Monday, May 15, 2006


Fideos With Chickpeas and Beet Greens

Slow Food is …the name of an international movement…to promote good food and the artisans who create it…” - The Pleasures of Slow Food

A few days ago I came across a recipe in The Pleasures of Slow Food cookbook that had me giddy with excitement. The title of this dish was the self explanatory (ha) Fideos with Special Chickpeas and Saffron. (Fideos, so far as I can ascertain, is toasted pasta.) The ingredients seemed terrifically incompatible and the method overly complex and labor intensive. But the idea of it all piqued my curiosity and heaven knows, I delved right in. I mean come on, how can I girl resist a recipe that seems to include every spice in the cabinet, should take a few hours, dirty every dish in the joint and end up being deeeelicious.

What also intrigued me was that (I had every ingredient without a trip to the market? Well, the helped) it seemed to be a fancified, over-zealous version of pasta with mole sauce, and I do love me the mole sauce. It’s so…historic, and not knowing much about Slow Food, this seemed like a great introduction. Plus, I wanted to try my sassy new vanilla salt.

So on with the show. (Perhaps a touch too) bright and early in the morning, I gathered my mise en place, made a few substitutions and began.

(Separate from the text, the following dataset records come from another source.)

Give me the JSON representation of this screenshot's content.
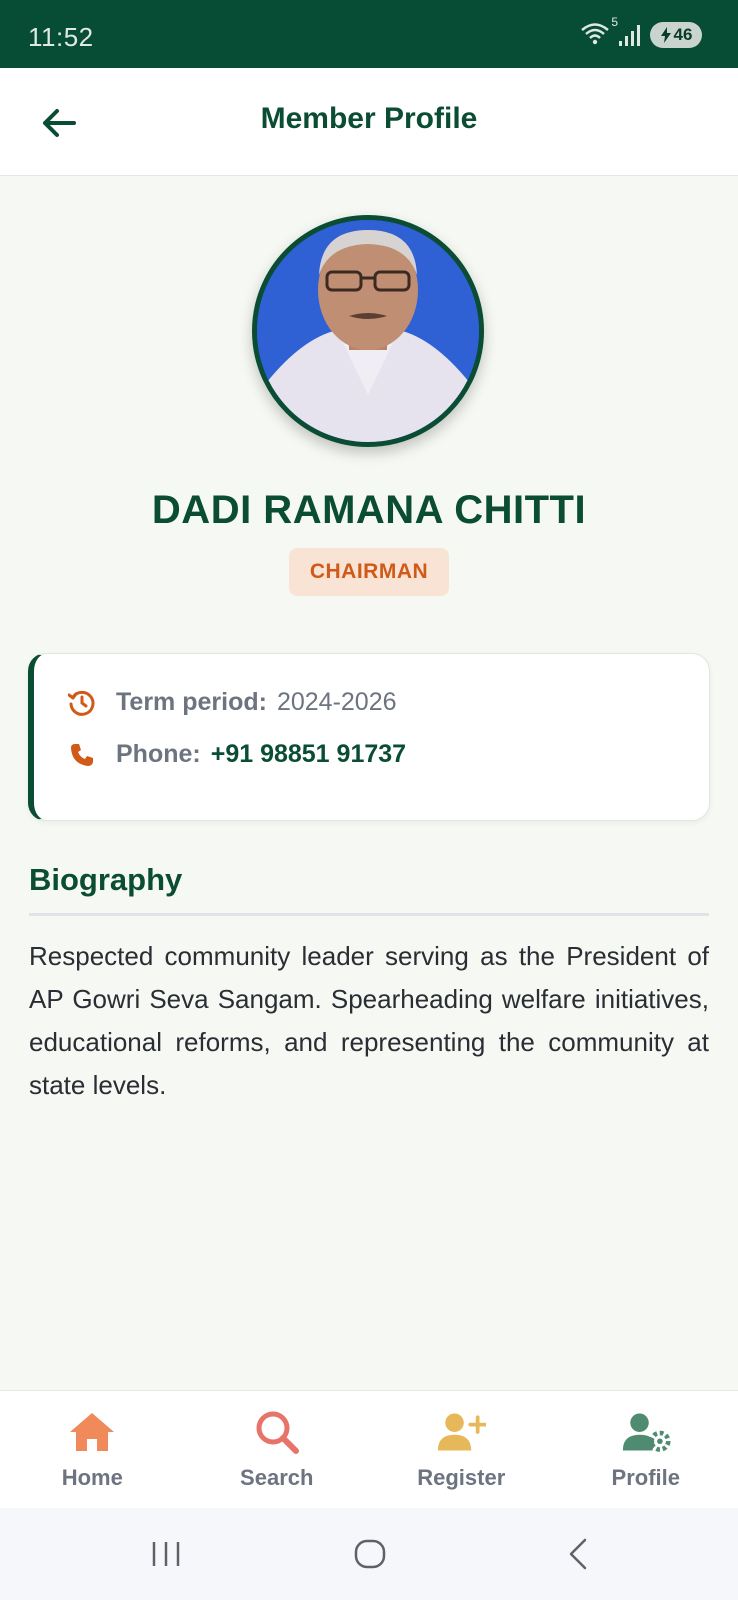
{
  "status_bar": {
    "time": "11:52",
    "wifi_badge": "5",
    "battery": "46"
  },
  "app_bar": {
    "title": "Member Profile",
    "back_icon": "arrow-left-icon"
  },
  "profile": {
    "name": "DADI RAMANA CHITTI",
    "role": "CHAIRMAN"
  },
  "info_card": {
    "term_label": "Term period:",
    "term_value": "2024-2026",
    "term_icon": "history-icon",
    "phone_label": "Phone:",
    "phone_value": "+91 98851 91737",
    "phone_icon": "phone-icon"
  },
  "biography": {
    "heading": "Biography",
    "text": "Respected community leader serving as the President of AP Gowri Seva Sangam. Spearheading welfare initiatives, educational reforms, and representing the community at state levels."
  },
  "bottom_nav": {
    "items": [
      {
        "label": "Home",
        "icon": "home-icon",
        "color": "#f08a5a"
      },
      {
        "label": "Search",
        "icon": "search-icon",
        "color": "#e8736a"
      },
      {
        "label": "Register",
        "icon": "add-user-icon",
        "color": "#e7b85a"
      },
      {
        "label": "Profile",
        "icon": "user-settings-icon",
        "color": "#4f8b70"
      }
    ]
  },
  "colors": {
    "primary": "#0a4d33",
    "accent": "#d05a17",
    "badge_bg": "#f8e3d5"
  }
}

Almost an hour and a half later, with a heck of a lot of assorted culinary equipment in the sink, I had my masterpiece. It was indeed pasta with mole sauce, silky, rich, complex, sweet, spicy, hearty, unique (perhaps a bit wintery. OK, altogether wintery) and a fantastic new way to enjoy your pasta.

On a side note, one of those things that I sort of always feel like only the Italians pay attention to, is that every pasta type has a purpose (to an extent.) and angel hair is meant for soup. End of story. Or so I thought until I tried this. The toasting gave a slight nuttiness and it the ability to hold up to the sauce without going all mush on me. Fan-tastic.

So when you have some free time, and the inclination to make a hearty pasta dish that is absolutely different than anything you have had lately, go on and try this…and enjoy.

(Ingredients Adapted, method, the same)

16 oz. Chickpeas
1 tablespoon oil
1 onion, rough chop
2 cloves garlic, peeled, minced
1 tablespoon coriander seeds
1 tablespoon cumin seeds
1 teaspoon saffron (optional)
1 tablespoon unsweetened cocoa powder
Vanilla scented salt
1 dried New Mexico chile
2 cups tomatoes in juice
3 cups water
1 pound angel hair pasta
Olive oil
1 cup beet greens, chiffonade

In a large soup pot, sauté the garlic, onion, chile, saffron, coriander and cumin until slightly wilted and fragrant. Add the tomato, vanilla salt (if not using vanilla salt, use regular salt and a vanilla pod, sliced lengthwise) 1 cup of water and the cocoa. Stir to combine, reduce the heat and let simmer for 30 minutes.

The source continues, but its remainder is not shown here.